Right inside the hall doors I ran into one of Edwards’s local organizers, a tall, good-looking guy who had spent the last three weeks stapling information packets, knocking on doors in subzero weather, and sleeping very little. I told him about my Edwards-Obama bind and he gave me one of the informational packets, reminding me of the points that swayed me months ago: Edwards is the most solid progressive on every issue. He’s got experience, he’s got a relaxed way with people, he’s got solid plans for ending poverty while Obama has hope, idealism, and rhetoric.
The caucus was less raucous than I expected. There was no music, shouting, or balloons. Instead, sticker-covered Democrats mingled, snacking on deli sandwiches provided by the Clinton campaign and discussing their choices at reasonable volumes.
After weaving between suspender-clad Joe Biden supporters to my friends (an alarming amount of them standing around for Obama), I ran into a friendly faculty member proudly wearing an Obama pin. “Trust me, health care with a mandate cannot win,” he said, shaking his head at my support of Edwards’s plan. “And Obama’s been working with poverty longer than anyone.”
But but but, the issues, I asked.
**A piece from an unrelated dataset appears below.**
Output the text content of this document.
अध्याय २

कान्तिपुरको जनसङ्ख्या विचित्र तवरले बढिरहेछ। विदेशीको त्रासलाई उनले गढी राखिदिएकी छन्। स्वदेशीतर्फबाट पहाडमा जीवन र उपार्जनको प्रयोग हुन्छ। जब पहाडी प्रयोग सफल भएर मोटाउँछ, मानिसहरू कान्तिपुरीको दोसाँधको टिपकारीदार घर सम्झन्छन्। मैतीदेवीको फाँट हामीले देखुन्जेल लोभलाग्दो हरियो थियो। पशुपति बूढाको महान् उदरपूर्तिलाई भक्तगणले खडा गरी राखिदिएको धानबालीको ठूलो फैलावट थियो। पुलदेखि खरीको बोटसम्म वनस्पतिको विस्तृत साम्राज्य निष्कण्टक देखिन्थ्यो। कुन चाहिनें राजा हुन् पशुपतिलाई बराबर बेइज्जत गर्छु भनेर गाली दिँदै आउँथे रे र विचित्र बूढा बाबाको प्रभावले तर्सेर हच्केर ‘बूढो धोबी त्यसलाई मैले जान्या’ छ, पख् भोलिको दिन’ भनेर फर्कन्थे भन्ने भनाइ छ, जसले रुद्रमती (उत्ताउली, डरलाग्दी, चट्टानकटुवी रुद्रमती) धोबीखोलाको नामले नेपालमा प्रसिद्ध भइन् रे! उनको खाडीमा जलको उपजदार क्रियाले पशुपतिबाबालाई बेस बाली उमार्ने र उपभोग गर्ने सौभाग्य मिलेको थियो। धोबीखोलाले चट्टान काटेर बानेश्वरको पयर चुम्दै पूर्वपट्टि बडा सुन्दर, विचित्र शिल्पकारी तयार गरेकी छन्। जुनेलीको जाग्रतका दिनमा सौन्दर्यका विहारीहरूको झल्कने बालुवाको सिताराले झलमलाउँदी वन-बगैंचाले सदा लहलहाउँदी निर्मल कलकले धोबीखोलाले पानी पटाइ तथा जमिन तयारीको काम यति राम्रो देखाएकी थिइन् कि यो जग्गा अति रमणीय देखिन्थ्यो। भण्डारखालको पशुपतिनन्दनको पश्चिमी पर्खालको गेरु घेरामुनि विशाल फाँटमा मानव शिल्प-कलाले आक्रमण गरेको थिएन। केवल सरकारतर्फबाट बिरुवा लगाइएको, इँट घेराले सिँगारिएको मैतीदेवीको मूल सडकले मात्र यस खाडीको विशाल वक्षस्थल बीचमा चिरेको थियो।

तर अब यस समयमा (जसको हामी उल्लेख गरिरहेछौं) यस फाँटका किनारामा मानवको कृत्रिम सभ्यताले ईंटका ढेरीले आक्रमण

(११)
How can I vote for centrist Obama rather than anticorporate workingman Edwards? “I’ve met the man,” the faculty member whispered back just as the moderator calls for quiet. “He’s brilliant.”
“The doors are now locked,” announced the ancient county party chair over the loudspeakers at exactly 7:01. Someone in charge began calling out candidate names and their supporters cheered, slowly filing out of the room to be counted. As the room emptied, it became embarrassingly obvious that I had commitment issues. More than half the room disappeared for Barack Obama. I hid among the Edwards supporters when Hillary’s name was called and was so shocked by her small turnout that I did a quick headcount as they walked past—only 40 or so voters, not even enough to snag representation from this ward.
If I didn’t run the gauntlet of my peers soon, I would be mistaken for a Kucinich supporter. This was it—after months of waffling, I had to take the plunge. I thought about where I wanted to be at the end of the night. Slinking into the Edwards section supporting my choice with policy talk? Or running to Obama and excited to be part of something new, different, and a little wild?
It was so quick and easy to shake off the high-minded belief that supporting someone young, enthusiastic, and idealistic is an irrational choice. There were no seats left in the counting room, so I had to sit on the stage, staring straight out at all the Edwards and Clinton campaigners while I munched a cookie an elderly volunteer had frosted with Obama’s O. I felt proud. I felt excited. I felt like maybe, because of this day, America will be a more progressive, more tolerant, more inspirational country one year from now.
By 7:24, Hillary supporters began tearing off their stickers and either moping out of the caucus or into another candidate’s camp. Half an hour later, the final results were tallied. Obama took more than half of our ward’s votes, Edwards a third and Hillary exactly zero.
After most of the voters left for home, my circle of Obama-supporting friends and I did what I hope every other young voter did after winning the caucus: We opened four bottles of wine in the back of the caucus hall and watched the returns come in on CNN.